There were encouraging developments during the first game of the Payton era. Wilson, whose two touchdown passes came as he escaped pressure on threw on the run, looked comfortable running the new scheme. Running back Javonte Williams, in his first regular-season game since tearing his ACL last Oct. 2, gained 52 yards on a team-high 13 carries. Samaje Perine added 41 yards and also caught four passes for 37 yards. The Broncos scored on three of their six possessions and missed a field goal on another. They were balanced. It’s an offense that seems capable of avoiding some of the pitfalls that made it arguably the most inefficient unit in the league last season.
Yet, there the Broncos were Sunday, 16 points on their side of the scoreboard and another loss on the ledger.

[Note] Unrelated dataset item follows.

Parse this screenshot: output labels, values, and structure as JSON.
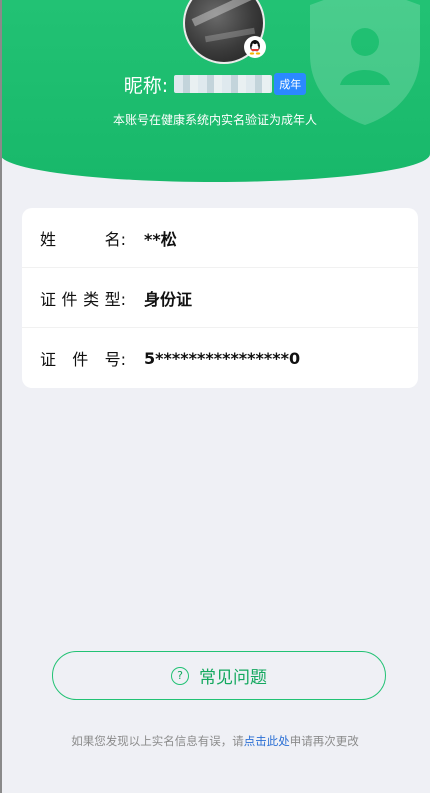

“Every weekend, the exceptions are the games that aren’t close, really,” Payton said. “Playing these one-score games, in the end, you’re trying to get a stop, trying to use the time. It was frustrating that they were able to run the clock out with a third-down conversion and a penalty behind it. Obviously, we had our opportunities offensively as well. Those close games aren’t going away.”
And until the Broncos become closer to perfect in those situations, and until they can eventually add more speed and playmaking talent to their roster, the pain may not be going away either.